Celebrating the NHS Birthday

The following is a personal message from NHS Business Services Authority Chief Executive Michael Brodie, shared internally with all NHSBSA staff.

What do Prince Charles, Grace Jones, Samuel L Jackson, Olivia Newton-John, Alice Cooper, Donna Summer and Andrew Lloyd Webber all have in common? They were born in 1948, the same year that the National Health Service, our greatest institution, was born.

When creating the NHS, 72 years ago on 5 July, Nye Bevan said: “Illness is neither an indulgence for which people have to pay, nor an offence for which they should be penalised, but a misfortune, the cost of which should be shared by the community”. And ever since, an NHS – free at the point of use – has been the cornerstone of our society.

We at the NHS Business Services Authority (NHSBSA) have the privilege of being the custodians of one small aspect of our NHS. We are the expert delivery organisation relied upon by the NHS and others to provide a range of complex and essential high-volume business services to support the day to day smooth running of the NHS. We provide a platform for at scale, national payments for primary care services to pharmacists and dentists. We support the NHS People Plan providing employment, HR and payroll platforms, as well as providing financial support to NHS students and running the NHS Pension Scheme. And, crucially, we provide a range of services direct to the public to help citizens gain access to the healthcare and support with costs to which they are entitled. We have a duty to keep these services safe, develop them, improve them, and pass them on, where still needed, to future generations ensuring the NHS is still around in another 72 years. We are the NHS delivering for the NHS.

Michael-Brodie-quote-1-1024x577

Why I love the NHS

I’ve talked previously about how the NHS gave me 15 more years with my Dad, after the skill, care and attention of our brilliant NHS colleagues saved his life on at least two occasions. 

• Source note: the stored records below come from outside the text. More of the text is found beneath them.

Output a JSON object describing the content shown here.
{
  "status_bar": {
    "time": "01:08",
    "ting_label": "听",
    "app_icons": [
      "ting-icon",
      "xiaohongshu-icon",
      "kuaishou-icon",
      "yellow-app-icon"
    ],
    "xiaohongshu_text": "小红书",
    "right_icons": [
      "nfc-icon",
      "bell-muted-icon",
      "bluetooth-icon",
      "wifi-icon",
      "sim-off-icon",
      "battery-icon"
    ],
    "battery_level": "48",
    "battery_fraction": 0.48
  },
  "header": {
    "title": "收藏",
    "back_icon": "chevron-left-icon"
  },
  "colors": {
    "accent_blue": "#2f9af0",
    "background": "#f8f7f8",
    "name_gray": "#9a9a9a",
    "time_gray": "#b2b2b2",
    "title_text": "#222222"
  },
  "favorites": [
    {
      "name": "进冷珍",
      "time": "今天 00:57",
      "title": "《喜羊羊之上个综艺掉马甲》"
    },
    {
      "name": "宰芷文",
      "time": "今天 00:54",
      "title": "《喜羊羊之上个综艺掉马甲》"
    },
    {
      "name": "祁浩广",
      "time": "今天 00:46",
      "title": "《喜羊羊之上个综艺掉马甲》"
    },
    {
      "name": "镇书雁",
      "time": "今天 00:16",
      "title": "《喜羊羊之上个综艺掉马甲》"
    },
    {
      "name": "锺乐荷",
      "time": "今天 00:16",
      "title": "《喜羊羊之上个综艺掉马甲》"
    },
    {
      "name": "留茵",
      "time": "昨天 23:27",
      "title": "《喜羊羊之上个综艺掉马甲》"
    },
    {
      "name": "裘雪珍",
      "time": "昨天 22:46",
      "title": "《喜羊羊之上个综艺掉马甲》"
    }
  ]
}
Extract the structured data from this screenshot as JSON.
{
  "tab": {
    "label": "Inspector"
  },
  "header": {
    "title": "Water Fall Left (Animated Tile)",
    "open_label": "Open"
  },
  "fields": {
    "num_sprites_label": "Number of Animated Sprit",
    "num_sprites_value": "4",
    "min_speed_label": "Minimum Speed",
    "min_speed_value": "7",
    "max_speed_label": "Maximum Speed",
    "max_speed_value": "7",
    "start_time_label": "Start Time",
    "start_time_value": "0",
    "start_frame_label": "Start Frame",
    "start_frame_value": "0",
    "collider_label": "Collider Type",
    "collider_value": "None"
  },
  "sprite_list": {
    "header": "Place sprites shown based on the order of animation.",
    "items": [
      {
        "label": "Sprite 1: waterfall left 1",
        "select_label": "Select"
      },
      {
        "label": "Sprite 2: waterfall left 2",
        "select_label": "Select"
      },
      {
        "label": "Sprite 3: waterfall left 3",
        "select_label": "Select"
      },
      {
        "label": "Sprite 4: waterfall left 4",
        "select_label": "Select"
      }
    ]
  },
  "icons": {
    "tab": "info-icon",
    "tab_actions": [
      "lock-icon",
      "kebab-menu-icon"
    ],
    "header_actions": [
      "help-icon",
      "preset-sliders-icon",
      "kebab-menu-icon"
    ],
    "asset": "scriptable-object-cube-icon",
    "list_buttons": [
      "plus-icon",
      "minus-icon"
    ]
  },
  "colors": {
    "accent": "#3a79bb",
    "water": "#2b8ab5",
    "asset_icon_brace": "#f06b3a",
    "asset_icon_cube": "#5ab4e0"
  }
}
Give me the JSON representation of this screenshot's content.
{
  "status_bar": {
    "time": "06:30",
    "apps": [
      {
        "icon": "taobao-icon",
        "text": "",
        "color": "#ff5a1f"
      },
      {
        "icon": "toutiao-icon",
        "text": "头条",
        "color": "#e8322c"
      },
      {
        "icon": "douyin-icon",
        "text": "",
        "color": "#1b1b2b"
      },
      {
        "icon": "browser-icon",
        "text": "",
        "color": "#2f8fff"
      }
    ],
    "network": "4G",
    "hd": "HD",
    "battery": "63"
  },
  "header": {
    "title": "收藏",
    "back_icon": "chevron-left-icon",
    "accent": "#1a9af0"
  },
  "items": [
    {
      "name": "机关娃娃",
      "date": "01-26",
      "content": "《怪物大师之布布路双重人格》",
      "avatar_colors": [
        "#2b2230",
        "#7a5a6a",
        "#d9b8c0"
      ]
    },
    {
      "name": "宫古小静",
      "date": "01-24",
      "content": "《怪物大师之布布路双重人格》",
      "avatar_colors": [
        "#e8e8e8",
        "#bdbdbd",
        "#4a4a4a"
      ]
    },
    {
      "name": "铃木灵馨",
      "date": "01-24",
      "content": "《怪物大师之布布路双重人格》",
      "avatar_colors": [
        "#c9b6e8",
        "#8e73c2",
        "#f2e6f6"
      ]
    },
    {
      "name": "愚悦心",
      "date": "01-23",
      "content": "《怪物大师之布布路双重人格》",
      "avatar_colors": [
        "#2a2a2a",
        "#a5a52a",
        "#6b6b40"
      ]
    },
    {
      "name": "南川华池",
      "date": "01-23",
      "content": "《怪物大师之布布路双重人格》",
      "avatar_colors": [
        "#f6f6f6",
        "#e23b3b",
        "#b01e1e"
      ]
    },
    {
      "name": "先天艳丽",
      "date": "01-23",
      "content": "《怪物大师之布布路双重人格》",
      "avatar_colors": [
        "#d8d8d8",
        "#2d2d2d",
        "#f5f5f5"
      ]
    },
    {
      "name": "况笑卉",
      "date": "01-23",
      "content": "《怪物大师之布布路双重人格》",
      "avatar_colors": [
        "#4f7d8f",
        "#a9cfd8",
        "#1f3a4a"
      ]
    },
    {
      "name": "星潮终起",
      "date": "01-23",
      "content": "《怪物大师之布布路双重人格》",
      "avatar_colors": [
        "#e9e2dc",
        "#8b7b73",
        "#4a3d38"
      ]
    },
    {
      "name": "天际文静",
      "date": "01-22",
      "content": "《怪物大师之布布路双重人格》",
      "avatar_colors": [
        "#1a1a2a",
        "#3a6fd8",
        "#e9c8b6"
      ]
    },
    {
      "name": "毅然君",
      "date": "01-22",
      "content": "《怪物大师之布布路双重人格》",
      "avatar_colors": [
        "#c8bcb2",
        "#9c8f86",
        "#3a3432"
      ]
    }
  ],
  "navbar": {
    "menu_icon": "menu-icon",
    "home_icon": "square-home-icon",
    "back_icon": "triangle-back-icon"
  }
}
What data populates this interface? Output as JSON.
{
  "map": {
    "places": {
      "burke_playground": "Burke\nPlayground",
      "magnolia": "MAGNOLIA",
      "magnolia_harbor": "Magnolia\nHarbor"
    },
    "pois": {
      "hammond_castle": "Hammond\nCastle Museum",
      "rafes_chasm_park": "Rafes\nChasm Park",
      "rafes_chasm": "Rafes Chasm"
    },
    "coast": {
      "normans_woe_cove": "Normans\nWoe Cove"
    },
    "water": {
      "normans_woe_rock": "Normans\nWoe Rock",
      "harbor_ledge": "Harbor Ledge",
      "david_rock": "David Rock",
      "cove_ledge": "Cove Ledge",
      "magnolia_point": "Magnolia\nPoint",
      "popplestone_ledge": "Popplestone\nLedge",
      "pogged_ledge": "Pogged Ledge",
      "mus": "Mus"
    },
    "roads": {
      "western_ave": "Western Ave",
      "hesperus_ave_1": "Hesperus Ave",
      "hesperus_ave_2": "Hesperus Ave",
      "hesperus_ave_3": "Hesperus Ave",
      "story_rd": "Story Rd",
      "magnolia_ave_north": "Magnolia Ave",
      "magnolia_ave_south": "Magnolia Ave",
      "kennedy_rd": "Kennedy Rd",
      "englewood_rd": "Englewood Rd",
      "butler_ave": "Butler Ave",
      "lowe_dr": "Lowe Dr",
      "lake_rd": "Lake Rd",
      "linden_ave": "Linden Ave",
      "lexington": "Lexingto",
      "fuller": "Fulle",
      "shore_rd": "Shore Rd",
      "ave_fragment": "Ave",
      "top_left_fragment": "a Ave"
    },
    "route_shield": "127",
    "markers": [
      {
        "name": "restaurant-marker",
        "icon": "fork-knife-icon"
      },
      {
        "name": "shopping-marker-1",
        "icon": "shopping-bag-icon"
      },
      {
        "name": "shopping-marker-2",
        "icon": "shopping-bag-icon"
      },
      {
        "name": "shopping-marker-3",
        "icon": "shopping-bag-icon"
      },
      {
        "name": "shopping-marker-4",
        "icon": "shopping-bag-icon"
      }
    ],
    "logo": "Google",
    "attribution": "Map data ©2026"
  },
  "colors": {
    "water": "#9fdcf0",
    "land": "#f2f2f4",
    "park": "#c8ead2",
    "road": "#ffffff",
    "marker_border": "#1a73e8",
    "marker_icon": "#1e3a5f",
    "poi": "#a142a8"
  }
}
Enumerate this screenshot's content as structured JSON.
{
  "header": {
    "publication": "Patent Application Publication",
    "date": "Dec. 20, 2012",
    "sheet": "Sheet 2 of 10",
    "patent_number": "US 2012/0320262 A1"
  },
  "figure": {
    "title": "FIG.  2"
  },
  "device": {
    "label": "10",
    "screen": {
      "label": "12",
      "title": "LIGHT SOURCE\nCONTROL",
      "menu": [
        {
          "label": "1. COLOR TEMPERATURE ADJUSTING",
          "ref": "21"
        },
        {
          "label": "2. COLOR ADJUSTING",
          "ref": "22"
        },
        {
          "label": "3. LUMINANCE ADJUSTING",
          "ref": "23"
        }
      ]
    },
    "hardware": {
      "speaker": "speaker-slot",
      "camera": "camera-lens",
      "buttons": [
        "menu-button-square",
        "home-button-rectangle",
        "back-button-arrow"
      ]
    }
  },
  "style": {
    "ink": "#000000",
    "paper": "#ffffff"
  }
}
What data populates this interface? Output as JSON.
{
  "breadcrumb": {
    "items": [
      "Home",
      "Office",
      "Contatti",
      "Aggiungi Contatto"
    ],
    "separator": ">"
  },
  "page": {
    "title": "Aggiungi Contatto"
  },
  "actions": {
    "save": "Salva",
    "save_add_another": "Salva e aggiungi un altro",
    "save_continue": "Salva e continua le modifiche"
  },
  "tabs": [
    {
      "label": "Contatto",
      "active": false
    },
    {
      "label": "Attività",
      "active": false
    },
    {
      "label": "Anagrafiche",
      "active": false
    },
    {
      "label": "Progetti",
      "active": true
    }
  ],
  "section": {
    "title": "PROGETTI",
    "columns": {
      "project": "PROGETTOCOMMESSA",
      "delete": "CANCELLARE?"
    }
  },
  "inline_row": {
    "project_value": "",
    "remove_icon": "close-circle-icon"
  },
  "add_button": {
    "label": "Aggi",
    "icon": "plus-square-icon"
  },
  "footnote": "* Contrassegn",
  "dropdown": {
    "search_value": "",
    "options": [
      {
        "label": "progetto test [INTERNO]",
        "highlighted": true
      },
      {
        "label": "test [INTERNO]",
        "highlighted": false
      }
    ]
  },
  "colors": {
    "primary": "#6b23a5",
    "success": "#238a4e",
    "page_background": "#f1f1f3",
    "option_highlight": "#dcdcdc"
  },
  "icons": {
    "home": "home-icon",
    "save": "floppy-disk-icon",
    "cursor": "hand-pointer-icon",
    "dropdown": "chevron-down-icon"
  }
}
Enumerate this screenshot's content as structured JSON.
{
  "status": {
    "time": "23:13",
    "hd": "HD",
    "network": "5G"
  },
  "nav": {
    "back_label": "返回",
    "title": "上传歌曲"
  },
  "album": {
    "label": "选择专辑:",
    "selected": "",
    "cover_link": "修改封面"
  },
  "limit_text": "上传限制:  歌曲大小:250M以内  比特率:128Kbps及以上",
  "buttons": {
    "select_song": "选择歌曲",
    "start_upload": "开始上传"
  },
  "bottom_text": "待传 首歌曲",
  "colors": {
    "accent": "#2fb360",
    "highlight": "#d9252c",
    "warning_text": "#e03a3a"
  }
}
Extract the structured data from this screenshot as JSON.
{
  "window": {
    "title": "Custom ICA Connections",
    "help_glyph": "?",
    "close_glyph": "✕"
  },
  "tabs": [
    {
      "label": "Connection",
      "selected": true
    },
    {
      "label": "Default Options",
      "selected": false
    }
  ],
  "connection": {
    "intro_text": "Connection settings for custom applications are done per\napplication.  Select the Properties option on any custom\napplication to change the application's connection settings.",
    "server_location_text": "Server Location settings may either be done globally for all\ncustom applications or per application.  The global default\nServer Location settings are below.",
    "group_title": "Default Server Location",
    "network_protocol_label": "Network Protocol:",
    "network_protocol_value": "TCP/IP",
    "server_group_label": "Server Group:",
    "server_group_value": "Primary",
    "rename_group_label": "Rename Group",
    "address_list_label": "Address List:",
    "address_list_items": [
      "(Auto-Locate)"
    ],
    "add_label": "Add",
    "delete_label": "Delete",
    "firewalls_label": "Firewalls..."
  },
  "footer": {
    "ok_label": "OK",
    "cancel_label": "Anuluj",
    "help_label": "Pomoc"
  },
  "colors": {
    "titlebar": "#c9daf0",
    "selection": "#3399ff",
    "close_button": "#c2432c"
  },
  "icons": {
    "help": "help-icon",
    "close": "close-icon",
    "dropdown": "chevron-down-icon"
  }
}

I’ve talked less about how the NHS has given me (nearly) 15 years so far of being a Dad. My son Jack was born in 2005 and after a difficult birth and a couple of days in hospital, we were delighted to get him home. However, just two days later we were back in hospital for what would perhaps be the most traumatic and frightening three days of my life. For those three days Katherine and I lived in the Special Care Baby Unit at Wansbeck Hospital, as Jack battled against severe jaundice. For that 72 hours it was touch and go and we watched helplessly as he lay in an incubator and was gradually nursed back to health. Yet again we owe so much to the compassion and expertise of the NHS and its people.

I’m sure you all have your own personal stories as to why the NHS matters to you and your pride in being able to support it, so I would invite you all to join the NHS’s birthday celebrations on Sunday 5 July at 5pm with the loudest clap for your colleagues both here at the NHSBSA and in our hospitals, primary care, and elsewhere. I will be thinking of and thanking those nurses, midwives, and doctors who saved Jack’s life alongside thanking all of you, whose work in the background allows those in the foreground to perform their magic.

No Health service, not even the NHS, could have coped alone with this coronavirus pandemic. From bus drivers and teachers to care staff and food retailers and, of course, the public who took action to stay home to stop infection spreading, everyone played their part.